I also found it interesting that the roads in Denmark are divided into three separate lanes of equal width – pedestrian lanes, bike lanes, and car lanes. The ratio of bikes to cars is high enough that this change is justified.
It’s a small world
At the hostel, I overheard two girls talking about MIT. After joining their conversation, I found out that one of the girls, Golda, was very good friends with Aaron Rose, my freshman year roommate. At the Copenhagen airport’s Burger King, I ran into my CPW friend Eric Ouyang, who happened to be visiting Copenhagen for Valentine’s Day weekend.
Food (is expensive)
We had Burger King 4 times over the course of 4 days. America’s power in the world is far-reaching, and it’s most easily seen through the spread of our consumer culture, which I believe is symbolized by our fast food.
I was on a quest to eat local cuisine, but it was virtually impossible to find. We had Smørrebrød, an open-faced Danish sandwich, for lunch one day, but it was just like any other sandwich you’d find in a cafeteria. We couldn’t find any of the local meatballs, and the only local food we could locate was served in expensive Michelin star restaurants.

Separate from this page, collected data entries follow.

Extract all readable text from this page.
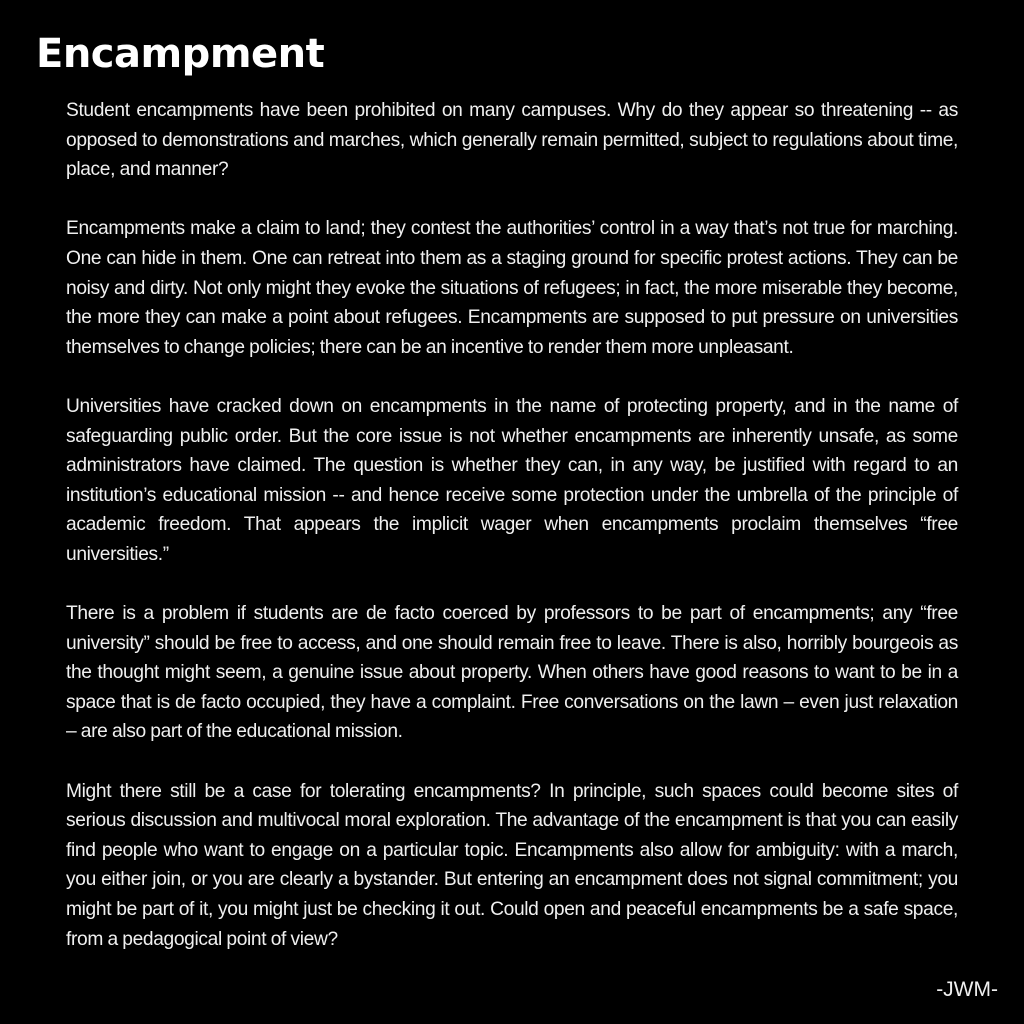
Encampment

Student encampments have been prohibited on many campuses. Why do they appear so threatening -- as opposed to demonstrations and marches, which generally remain permitted, subject to regulations about time, place, and manner?

Encampments make a claim to land; they contest the authorities’ control in a way that’s not true for marching. One can hide in them. One can retreat into them as a staging ground for specific protest actions. They can be noisy and dirty. Not only might they evoke the situations of refugees; in fact, the more miserable they become, the more they can make a point about refugees. Encampments are supposed to put pressure on universities themselves to change policies; there can be an incentive to render them more unpleasant.

Universities have cracked down on encampments in the name of protecting property, and in the name of safeguarding public order. But the core issue is not whether encampments are inherently unsafe, as some administrators have claimed. The question is whether they can, in any way, be justified with regard to an institution’s educational mission -- and hence receive some protection under the umbrella of the principle of academic freedom. That appears the implicit wager when encampments proclaim themselves “free universities.”

There is a problem if students are de facto coerced by professors to be part of encampments; any “free university” should be free to access, and one should remain free to leave. There is also, horribly bourgeois as the thought might seem, a genuine issue about property. When others have good reasons to want to be in a space that is de facto occupied, they have a complaint. Free conversations on the lawn – even just relaxation – are also part of the educational mission.

Might there still be a case for tolerating encampments? In principle, such spaces could become sites of serious discussion and multivocal moral exploration. The advantage of the encampment is that you can easily find people who want to engage on a particular topic. Encampments also allow for ambiguity: with a march, you either join, or you are clearly a bystander. But entering an encampment does not signal commitment; you might be part of it, you might just be checking it out. Could open and peaceful encampments be a safe space, from a pedagogical point of view?

-JWM-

Other than Burger King, our food consisted of takoyaki from 7/11, falafels, and a hotdog from a food cart.
The meal at Spoonery in Sweden was the only local food that I enjoyed.
If Hawaii and California didn’t exist…
During our trip, it became evident that we were travelers with an empire state of mind (i.e. walking speed) in a place much more suited to a slower pace of living. I don’t think I’d work in Denmark, but it’s a wonderful and calm place with great views. The people all seem pretty happy with their lives. If it weren’t so cold and the food weren’t so expensive, I’d consider retiring here.
(1) We also forgot that we’ll probably be coming back to Copenhagen in May. Yay for planning.
(2) This apparently reminds my mom of the recent detection of gravitational waves, and so she requested that I put this footnote in. Yay for science.
(3) This is Copenhagen’s #1 rated tourist attraction.